In a large pot melt the butter over medium heat. Add the carrots, celery, and onion. Sautee the vegetables until the onion becomes translucent. Add the chopped turkey and corn to the pot, stirring to combine them with the vegetables and cooking until it is heated through. Sprinkle half of the flour evenly over the mixture. Stir until the flour is combined, then add the remainder of the flour, sprinkling it evenly over the mixture and stirring until combined. Cook the mixture, stirring frequently, over medium heat approximately five minutes to brown the flour.

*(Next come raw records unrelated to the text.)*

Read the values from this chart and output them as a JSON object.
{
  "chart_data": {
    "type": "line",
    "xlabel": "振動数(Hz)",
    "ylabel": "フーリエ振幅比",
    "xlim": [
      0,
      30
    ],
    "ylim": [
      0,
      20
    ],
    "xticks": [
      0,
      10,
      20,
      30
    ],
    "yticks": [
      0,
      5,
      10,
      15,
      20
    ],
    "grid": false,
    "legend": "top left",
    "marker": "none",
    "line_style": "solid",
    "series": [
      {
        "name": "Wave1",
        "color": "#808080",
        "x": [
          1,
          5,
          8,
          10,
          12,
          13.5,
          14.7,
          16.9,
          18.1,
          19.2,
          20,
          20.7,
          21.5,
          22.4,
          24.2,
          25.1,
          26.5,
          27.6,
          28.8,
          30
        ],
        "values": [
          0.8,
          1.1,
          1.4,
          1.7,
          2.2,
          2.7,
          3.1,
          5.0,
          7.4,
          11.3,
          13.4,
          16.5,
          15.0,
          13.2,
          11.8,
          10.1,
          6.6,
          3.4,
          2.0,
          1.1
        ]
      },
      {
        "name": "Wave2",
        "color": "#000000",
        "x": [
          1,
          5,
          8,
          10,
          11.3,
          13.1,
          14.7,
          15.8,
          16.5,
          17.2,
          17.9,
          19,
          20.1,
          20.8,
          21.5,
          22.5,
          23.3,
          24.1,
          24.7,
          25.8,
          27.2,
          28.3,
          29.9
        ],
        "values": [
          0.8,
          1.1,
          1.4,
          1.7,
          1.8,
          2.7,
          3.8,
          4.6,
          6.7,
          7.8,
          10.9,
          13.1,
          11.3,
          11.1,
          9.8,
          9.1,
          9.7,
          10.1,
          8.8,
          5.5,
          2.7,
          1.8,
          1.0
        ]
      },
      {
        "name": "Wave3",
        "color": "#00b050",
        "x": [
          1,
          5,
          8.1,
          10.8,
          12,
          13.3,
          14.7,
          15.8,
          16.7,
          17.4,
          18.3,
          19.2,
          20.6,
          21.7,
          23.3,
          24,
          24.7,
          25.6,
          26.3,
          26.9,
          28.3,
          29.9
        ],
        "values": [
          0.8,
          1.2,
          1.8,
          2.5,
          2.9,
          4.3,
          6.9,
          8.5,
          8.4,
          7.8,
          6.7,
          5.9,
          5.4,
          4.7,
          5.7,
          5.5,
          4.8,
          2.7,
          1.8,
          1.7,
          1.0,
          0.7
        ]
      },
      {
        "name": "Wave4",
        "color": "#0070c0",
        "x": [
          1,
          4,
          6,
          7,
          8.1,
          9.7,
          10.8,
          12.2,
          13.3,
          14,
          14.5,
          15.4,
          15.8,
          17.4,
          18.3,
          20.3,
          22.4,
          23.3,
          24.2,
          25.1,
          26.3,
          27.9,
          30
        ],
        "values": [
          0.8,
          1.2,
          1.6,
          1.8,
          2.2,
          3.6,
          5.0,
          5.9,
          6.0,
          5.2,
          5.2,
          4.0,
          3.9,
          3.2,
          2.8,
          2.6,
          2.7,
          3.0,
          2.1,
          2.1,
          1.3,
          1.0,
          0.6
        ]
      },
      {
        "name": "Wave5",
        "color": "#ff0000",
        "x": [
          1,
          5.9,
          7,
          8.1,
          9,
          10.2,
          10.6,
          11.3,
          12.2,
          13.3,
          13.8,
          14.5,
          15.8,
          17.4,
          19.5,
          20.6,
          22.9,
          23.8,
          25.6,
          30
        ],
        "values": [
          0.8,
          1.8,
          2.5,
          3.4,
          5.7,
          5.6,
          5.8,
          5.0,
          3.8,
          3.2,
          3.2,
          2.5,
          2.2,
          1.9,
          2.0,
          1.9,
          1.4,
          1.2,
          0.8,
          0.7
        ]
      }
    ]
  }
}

Add the chicken broth and crushed bouillon to the pot of cooked vegetables and turkey. Cook, stirring continually until the liquid begins to thicken. Add the heavy cream and continue stirring the mixture as it thickens into a gravy. Add the thyme, pepper, and salt to taste. Keep in mind that some family and friends utilize low-salt diets. You can always add more salt at the table if it pleases you.
Bake the Pie
Pour your filling into the casserole with the prebaked crust, spreading the filling evenly. Roll your unbaked pie crust to approximately 12″ in diameter and lay it on top of your filled casserole dish. Press the edges of the top layer onto the bottom layer of pie crust. If your bottom layer doesn’t reach, don’t fret. You can press the top layer to the casserole. Pierce the top crust with a sharp knife several times to allow for venting while it bakes.
Place the filled, topped casserole on a baking sheet to catch spills. Put it into the oven and bake 30 to 40 minutes or until the crust is golden brown. Remove the pie from the oven and allow it to cool for approximately 10 minutes prior to serving.